Open-ended VPPs are definitely something you want to reserve for people who are very experienced with the system, and even then it pays to avoid particularly complex constructs (and of course, in the case of spells have the mandatory limitations pre-calculated so you don't have to do it anew each time). Fortunately, even a lot of output from those doesn't have to be complex; if someone can't figure out a fireball pretty fast (since its a base power with one Advantage) they probably shouldn't be even trying that kind of construct in the first place--but then, in a system with any detail, they probably shouldn't be playing an open-ended type mage in any game.
 

I only allowed players who were very proficient with Hero to take a VPP, or ones that were willing to do the "homework" and come with a lot of pre-mathed use cases.

Honestly, a rather lot of VPPs should be used that way anyway; they're mostly for things with the limits on them being about conditions or set-up more than what one can do, per se. As an example, if you have a set of standard rules for how it applies, a power copy type is relatively easy (if often overpriced), and a back-in-the-lab gadgeteer or D&D style prep-spell mage is not particularly painful.
 

Nothing about Champions was fast paced. "A couple minutes" for a VPP isn't bad given the speed chart, using maneuvers, and adding up Body.

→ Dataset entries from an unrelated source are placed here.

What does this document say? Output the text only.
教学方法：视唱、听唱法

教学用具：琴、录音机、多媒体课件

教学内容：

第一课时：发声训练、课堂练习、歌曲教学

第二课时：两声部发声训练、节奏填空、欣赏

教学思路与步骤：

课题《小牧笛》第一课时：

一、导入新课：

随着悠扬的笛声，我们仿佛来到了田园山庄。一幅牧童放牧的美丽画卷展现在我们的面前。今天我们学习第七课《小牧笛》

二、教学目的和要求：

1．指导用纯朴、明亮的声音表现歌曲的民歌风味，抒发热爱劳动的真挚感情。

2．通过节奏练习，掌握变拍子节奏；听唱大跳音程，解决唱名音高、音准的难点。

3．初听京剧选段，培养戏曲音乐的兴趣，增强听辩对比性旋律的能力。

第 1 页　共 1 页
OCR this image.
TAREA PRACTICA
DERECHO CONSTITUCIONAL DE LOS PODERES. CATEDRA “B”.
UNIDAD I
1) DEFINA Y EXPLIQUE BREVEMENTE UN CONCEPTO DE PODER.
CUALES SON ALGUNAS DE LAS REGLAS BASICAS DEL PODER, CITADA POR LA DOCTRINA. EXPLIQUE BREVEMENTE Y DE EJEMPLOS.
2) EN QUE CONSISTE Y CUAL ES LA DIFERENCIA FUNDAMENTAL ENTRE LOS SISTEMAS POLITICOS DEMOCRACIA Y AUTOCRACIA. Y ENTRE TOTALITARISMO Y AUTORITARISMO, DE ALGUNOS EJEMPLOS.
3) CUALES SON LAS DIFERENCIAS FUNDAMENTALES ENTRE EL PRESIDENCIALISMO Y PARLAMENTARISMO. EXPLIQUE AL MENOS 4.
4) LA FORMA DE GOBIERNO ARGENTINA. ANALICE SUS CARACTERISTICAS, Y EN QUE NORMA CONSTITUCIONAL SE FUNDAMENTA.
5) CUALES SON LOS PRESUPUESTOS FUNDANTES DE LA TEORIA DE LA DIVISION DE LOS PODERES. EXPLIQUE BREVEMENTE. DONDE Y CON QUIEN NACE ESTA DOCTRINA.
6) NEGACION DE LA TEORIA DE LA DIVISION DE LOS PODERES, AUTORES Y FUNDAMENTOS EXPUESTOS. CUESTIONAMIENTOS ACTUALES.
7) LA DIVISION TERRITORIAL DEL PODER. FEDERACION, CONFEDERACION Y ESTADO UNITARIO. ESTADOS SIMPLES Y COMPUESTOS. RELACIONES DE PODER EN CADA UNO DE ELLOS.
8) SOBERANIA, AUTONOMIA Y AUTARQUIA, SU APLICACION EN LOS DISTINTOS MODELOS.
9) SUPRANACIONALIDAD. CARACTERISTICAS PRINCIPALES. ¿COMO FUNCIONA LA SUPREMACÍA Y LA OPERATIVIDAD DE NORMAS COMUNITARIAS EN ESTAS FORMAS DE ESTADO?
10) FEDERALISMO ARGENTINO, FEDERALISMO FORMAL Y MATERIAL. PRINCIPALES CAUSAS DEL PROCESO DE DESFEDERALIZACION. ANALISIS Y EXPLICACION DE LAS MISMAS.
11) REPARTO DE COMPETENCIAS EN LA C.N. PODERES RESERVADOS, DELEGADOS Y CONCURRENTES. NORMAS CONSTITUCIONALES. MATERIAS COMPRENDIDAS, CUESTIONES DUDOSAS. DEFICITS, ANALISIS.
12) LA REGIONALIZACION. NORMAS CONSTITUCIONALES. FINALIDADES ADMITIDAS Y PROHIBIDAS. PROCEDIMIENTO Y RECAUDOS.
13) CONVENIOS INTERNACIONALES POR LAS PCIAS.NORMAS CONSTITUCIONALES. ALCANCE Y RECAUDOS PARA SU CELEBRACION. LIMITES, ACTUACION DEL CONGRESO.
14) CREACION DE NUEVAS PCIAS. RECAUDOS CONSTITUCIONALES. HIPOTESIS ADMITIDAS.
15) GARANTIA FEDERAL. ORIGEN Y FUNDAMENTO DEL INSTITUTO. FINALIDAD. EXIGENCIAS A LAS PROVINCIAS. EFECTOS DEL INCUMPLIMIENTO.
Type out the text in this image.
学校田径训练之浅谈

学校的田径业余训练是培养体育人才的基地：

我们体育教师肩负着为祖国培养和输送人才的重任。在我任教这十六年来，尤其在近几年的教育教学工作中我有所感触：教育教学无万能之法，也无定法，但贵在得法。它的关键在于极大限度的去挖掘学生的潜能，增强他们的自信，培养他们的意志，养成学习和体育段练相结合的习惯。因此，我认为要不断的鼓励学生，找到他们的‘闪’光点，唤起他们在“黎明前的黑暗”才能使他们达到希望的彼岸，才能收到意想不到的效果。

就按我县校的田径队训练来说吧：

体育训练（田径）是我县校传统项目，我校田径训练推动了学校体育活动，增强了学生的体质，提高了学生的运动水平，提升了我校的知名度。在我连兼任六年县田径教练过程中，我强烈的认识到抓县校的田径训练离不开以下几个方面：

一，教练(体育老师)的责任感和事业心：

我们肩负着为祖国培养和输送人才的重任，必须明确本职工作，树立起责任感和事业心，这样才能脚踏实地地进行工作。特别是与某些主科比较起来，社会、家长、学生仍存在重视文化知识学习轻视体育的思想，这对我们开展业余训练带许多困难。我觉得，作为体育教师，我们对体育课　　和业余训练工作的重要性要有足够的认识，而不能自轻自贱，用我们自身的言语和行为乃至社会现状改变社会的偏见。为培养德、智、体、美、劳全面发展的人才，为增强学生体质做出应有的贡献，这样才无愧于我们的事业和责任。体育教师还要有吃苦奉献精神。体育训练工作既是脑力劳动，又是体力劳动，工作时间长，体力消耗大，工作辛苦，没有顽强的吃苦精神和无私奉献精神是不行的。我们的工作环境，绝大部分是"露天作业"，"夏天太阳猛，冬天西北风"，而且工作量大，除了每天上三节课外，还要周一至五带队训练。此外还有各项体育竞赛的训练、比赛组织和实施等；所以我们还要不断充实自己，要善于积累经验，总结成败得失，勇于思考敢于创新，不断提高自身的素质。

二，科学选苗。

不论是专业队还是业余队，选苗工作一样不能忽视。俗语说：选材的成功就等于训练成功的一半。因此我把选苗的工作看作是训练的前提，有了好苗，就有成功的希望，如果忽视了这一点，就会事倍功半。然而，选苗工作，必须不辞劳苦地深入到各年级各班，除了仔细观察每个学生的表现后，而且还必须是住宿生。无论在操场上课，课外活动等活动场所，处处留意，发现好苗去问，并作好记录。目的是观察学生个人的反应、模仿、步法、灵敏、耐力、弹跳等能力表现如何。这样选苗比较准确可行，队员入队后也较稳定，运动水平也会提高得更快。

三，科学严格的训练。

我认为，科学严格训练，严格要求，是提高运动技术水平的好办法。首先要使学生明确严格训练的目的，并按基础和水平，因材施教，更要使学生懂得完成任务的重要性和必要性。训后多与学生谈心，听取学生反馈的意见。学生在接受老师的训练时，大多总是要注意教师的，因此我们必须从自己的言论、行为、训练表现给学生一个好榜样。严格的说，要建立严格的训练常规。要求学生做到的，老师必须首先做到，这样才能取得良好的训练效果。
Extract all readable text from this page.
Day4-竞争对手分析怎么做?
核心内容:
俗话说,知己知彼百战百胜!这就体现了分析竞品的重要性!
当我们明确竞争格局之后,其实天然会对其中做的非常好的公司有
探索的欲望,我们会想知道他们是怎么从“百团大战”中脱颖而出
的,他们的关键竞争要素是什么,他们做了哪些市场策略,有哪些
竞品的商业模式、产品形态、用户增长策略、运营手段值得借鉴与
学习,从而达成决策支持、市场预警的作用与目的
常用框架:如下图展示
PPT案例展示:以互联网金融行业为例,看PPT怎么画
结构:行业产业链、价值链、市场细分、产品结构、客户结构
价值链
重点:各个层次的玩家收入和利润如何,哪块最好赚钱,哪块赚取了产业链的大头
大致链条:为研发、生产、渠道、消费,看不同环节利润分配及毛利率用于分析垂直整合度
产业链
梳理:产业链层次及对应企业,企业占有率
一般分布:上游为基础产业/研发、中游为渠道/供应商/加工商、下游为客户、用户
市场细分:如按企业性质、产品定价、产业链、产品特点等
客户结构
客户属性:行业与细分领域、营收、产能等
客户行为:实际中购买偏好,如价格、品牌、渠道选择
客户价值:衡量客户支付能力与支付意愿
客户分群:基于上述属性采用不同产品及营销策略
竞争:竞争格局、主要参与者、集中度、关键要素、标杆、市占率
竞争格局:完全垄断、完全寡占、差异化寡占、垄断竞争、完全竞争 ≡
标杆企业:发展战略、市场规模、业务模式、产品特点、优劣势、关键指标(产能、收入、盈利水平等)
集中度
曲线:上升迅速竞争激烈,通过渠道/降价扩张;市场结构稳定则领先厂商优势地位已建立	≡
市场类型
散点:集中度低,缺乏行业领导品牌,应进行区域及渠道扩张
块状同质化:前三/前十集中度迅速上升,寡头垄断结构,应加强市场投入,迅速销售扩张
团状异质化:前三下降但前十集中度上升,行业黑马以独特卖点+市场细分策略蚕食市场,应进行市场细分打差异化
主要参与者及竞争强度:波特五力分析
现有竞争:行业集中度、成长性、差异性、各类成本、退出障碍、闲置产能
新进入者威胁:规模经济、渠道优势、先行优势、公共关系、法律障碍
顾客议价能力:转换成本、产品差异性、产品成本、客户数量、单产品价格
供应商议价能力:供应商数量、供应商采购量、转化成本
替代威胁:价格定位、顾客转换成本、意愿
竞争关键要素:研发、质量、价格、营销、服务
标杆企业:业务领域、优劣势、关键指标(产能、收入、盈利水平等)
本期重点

Though I honestly think some of that is overstated when it comes to people familiar with the system. I can't say toward my latter years I found any of that any slower than any number of other games. But then, I'm not particularly prone to very simple games in the first place, so that may color my views.
 

I also purge my stuff after a while.
The stuff you like you seem to remember and use as you will.
It is nice today that you can get a lot of stuff pdf or print on demand to go down the memory lane, which I have done.
I keep the stuff that I reference or the stuff that I think is unique and inspiring in one way or another.
 

Open-ended VPPs are definitely something you want to reserve for people who are very experienced with the system, and even then it pays to avoid particularly complex constructs (and of course, in the case of spells have the mandatory limitations pre-calculated so you don't have to do it anew each time). Fortunately, even a lot of output from those doesn't have to be complex; if someone can't figure out a fireball pretty fast (since its a base power with one Advantage) they probably shouldn't be even trying that kind of construct in the first place--but then, in a system with any detail, they probably shouldn't be playing an open-ended type mage in any game.
If he'd gone for fireballs, it would have been easy.
Every spell was bespoke for the foe and what he thought their weaknesses were.
 

Nothing about Champions was fast paced. "A couple minutes" for a VPP isn't bad given the speed chart, using maneuvers, and adding up Body.
Strongly disagree.
With players comfortable with the action economy, each PC activation is typically 1-2 minutes, about the same as it took me in AD&D, player speed in HSR 4-5 is not particularly slow, especially since the Turn, while it may take twice as long as in D&D, is 2-5 activations of each PC, vs 1 in D&D.
 

Strongly disagree.
With players comfortable with the action economy, each PC activation is typically 1-2 minutes, about the same as it took me in AD&D, player speed in HSR 4-5 is not particularly slow, especially since the Turn, while it may take twice as long as in D&D, is 2-5 activations of each PC, vs 1 in D&D.
So what's the problem with the VPP taking "a couple minutes"?